Stream tokens (OpenAI-compatible endpoint)

import asyncio
from naas_abi.apps.nexus.apps.api.app.services.providers import (
    Message, ProviderConfig, stream_with_openai_compatible
)
 
async def main():
    cfg = ProviderConfig(
        id="compat1",
        name="Compat",
        type="custom",
        enabled=True,
        endpoint="https://example.com/v1",  # base URL that serves /chat/completions
        api_key="YOUR_KEY",
        model="gpt-4o-mini",
    )
    msgs = [Message(role="user", content="Stream a short poem.")]

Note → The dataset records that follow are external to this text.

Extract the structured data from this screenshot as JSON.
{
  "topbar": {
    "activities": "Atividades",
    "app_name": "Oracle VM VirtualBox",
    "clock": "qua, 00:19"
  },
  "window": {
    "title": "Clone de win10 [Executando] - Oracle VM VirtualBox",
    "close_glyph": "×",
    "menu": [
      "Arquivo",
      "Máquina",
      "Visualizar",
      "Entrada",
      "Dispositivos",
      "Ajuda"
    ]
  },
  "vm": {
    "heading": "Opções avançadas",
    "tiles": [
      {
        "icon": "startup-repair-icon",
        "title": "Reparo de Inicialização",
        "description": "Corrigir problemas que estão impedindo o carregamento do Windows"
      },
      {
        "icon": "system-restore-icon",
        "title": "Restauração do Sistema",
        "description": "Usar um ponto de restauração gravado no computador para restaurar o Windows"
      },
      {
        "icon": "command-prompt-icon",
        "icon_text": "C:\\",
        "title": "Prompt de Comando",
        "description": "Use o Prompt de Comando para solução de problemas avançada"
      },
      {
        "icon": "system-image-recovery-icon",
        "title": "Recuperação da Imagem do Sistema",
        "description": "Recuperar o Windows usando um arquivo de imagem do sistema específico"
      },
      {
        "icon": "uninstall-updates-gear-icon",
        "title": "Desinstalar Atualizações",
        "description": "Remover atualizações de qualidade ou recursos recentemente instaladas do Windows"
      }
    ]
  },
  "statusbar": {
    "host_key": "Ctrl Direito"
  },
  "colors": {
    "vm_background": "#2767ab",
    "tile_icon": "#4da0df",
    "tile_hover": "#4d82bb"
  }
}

    async for chunk in stream_with_openai_compatible(msgs, cfg):
        print(chunk, end="")
 
asyncio.run(main())

Caveats

  • complete_chat() does not route to streaming functions or ABI streaming; streaming must be called explicitly.
  • stream_with_openai_compatible() uses config.endpoint.rstrip("/") and posts to "{endpoint}/chat/completions" (note: not .../v1/... unless your endpoint already includes it).

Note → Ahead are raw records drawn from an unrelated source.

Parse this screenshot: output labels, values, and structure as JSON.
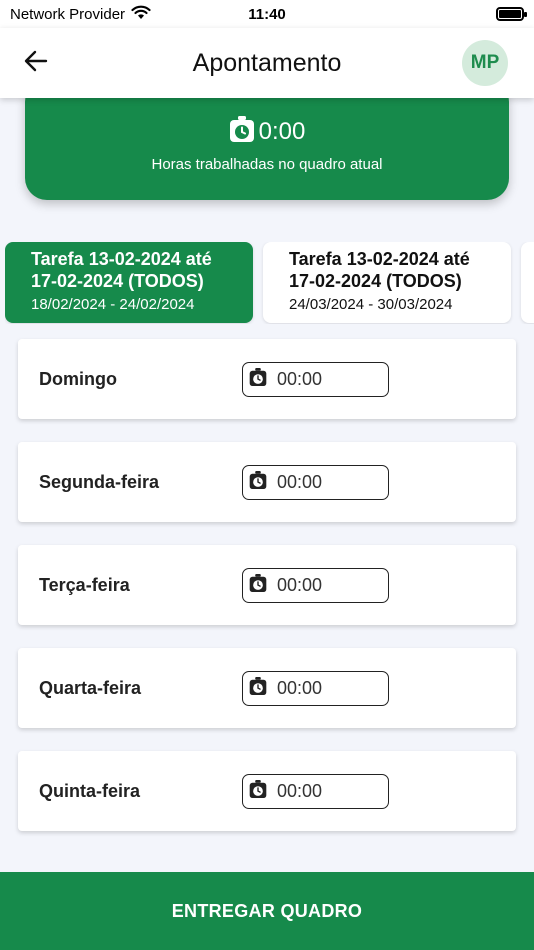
{
  "status_bar": {
    "carrier": "Network Provider",
    "time": "11:40",
    "icons": [
      "wifi-icon",
      "battery-icon"
    ]
  },
  "app_bar": {
    "title": "Apontamento",
    "back_icon": "arrow-left-icon",
    "avatar_initials": "MP"
  },
  "summary": {
    "hours_value": "0:00",
    "hours_caption": "Horas trabalhadas no quadro atual",
    "icon": "stopwatch-icon"
  },
  "tabs": [
    {
      "title": "Tarefa 13-02-2024 até 17-02-2024 (TODOS)",
      "dates": "18/02/2024 - 24/02/2024",
      "selected": true
    },
    {
      "title": "Tarefa 13-02-2024 até 17-02-2024 (TODOS)",
      "dates": "24/03/2024 - 30/03/2024",
      "selected": false
    }
  ],
  "days": [
    {
      "label": "Domingo",
      "time": "00:00"
    },
    {
      "label": "Segunda-feira",
      "time": "00:00"
    },
    {
      "label": "Terça-feira",
      "time": "00:00"
    },
    {
      "label": "Quarta-feira",
      "time": "00:00"
    },
    {
      "label": "Quinta-feira",
      "time": "00:00"
    }
  ],
  "submit_label": "ENTREGAR QUADRO",
  "colors": {
    "primary": "#168a4b",
    "avatar_bg": "#d4ebdc",
    "background": "#f3f5fb"
  }
}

  • stream_with_openai_compatible() assumes SSE-like data: ... lines; non-SSE streaming formats will be ignored.
  • complete_with_custom() posts to "{config.endpoint}/v1/chat/completions"; include the correct base URL accordingly.
  • Tool execution (execute_tool) depends on a local service at http://localhost:8000/api/search/web; failures are returned as text to the model stream.
  • stream_with_abi() and stream_with_abi_inprocess() only send the latest user message as the prompt (they do not serialize the full message history into the request body).